I do wish DC would rediscover the beauty that is the single issue story.
Busiek did three single-issue stories. The Prankster story, the Wonder Woman team-up, and the issue he did with Fabian Niceza.
When I think of great Superman stories, I think of ones that went over multiple issues: Maggin/Bates's "Who Took the Super Out of Superman?" Martin Pasko's Amalak tale, Superman infiltrating the Superman Revenge Squad, and classic Legion stories like Jim Shooter's Sun-Eater and Adult Legion, and Levitz's Earthwar and Great Darkness.
I honestly don't find single-issue stories enjoyable. Well, I
can, but they're like a dancing bear: cute for about five minutes.
What makes me CARE about a book and what goes on, are the running subplots: not just the character subplots and love triangles, but the recurring mysteries. These keep me coming back, these keep me interested. And there's something classic and grandiose and "big" about stories like AVENGERS/DEFENDERS WAR.
That's why I'm really loving Busiek's Superman: the subplots. The Third Kryptonian; Subjekt-17; Sirocco; Arion; Superman wondering if he does too much.
Let me put it another way: I can watch an episode of LAW & ORDER if I'm bored in a hotelroom or something.

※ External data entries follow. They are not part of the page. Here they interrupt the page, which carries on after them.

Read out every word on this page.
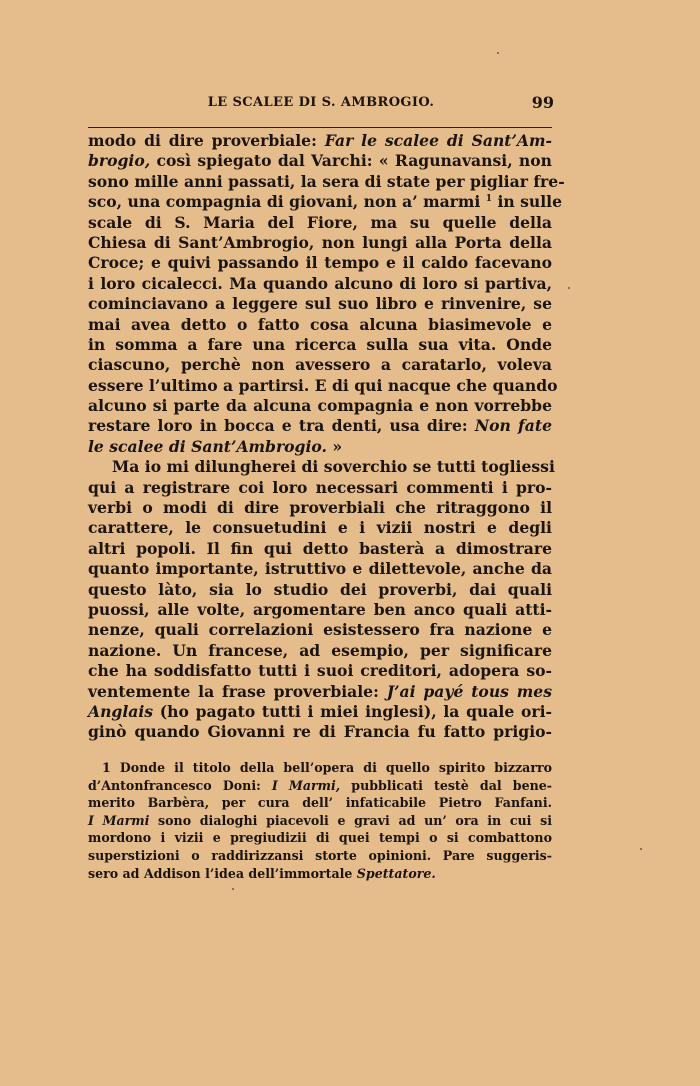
LE SCALEE DI S. AMBROGIO.	99
modo di dire proverbiale: Far le scalee di Sant’Am-
brogio, così spiegato dal Varchi: « Ragunavansi, non
sono mille anni passati, la sera di state per pigliar fre-
sco, una compagnia di giovani, non a’ marmi $^1$ in sulle
scale di S. Maria del Fiore, ma su quelle della
Chiesa di Sant’Ambrogio, non lungi alla Porta della
Croce; e quivi passando il tempo e il caldo facevano
i loro cicalecci. Ma quando alcuno di loro si partiva,
cominciavano a leggere sul suo libro e rinvenire, se
mai avea detto o fatto cosa alcuna biasimevole e
in somma a fare una ricerca sulla sua vita. Onde
ciascuno, perchè non avessero a caratarlo, voleva
essere l’ultimo a partirsi. E di qui nacque che quando
alcuno si parte da alcuna compagnia e non vorrebbe
restare loro in bocca e tra denti, usa dire: Non fate
le scalee di Sant’Ambrogio. »
Ma io mi dilungherei di soverchio se tutti togliessi
qui a registrare coi loro necessari commenti i pro-
verbi o modi di dire proverbiali che ritraggono il
carattere, le consuetudini e i vizii nostri e degli
altri popoli. Il fin qui detto basterà a dimostrare
quanto importante, istruttivo e dilettevole, anche da
questo làto, sia lo studio dei proverbi, dai quali
puossi, alle volte, argomentare ben anco quali atti-
nenze, quali correlazioni esistessero fra nazione e
nazione. Un francese, ad esempio, per significare
che ha soddisfatto tutti i suoi creditori, adopera so-
ventemente la frase proverbiale: J’ai payé tous mes
Anglais (ho pagato tutti i miei inglesi), la quale ori-
ginò quando Giovanni re di Francia fu fatto prigio-
1 Donde il titolo della bell’opera di quello spirito bizzarro
d’Antonfrancesco Doni: I Marmi, pubblicati testè dal bene-
merito Barbèra, per cura dell’ infaticabile Pietro Fanfani.
I Marmi sono dialoghi piacevoli e gravi ad un’ ora in cui si
mordono i vizii e pregiudizii di quei tempi o si combattono
superstizioni o raddirizzansi storte opinioni. Pare suggeris-
sero ad Addison l’idea dell’immortale Spettatore.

But I won't
care about it. I won't think about it when it isn't on. In fact, right now, I'm trying to picture the cast of L&O, and I can get Sam Watterson and Angie Harmon and Ice-T, and...nobody else. I've seen 15 or so episodes, but I don't know their character's names.
On the other hand, the stuff I really love is ALIAS and LOST. Which are almost entirely serialized, almost entirely build on other episodes. It turns the entire series into one big episode, which has scope and depth that is absolutely unbelievable, which makes old-fashoined one-hour dramas like HAWAII 5-0 look old-fashoined.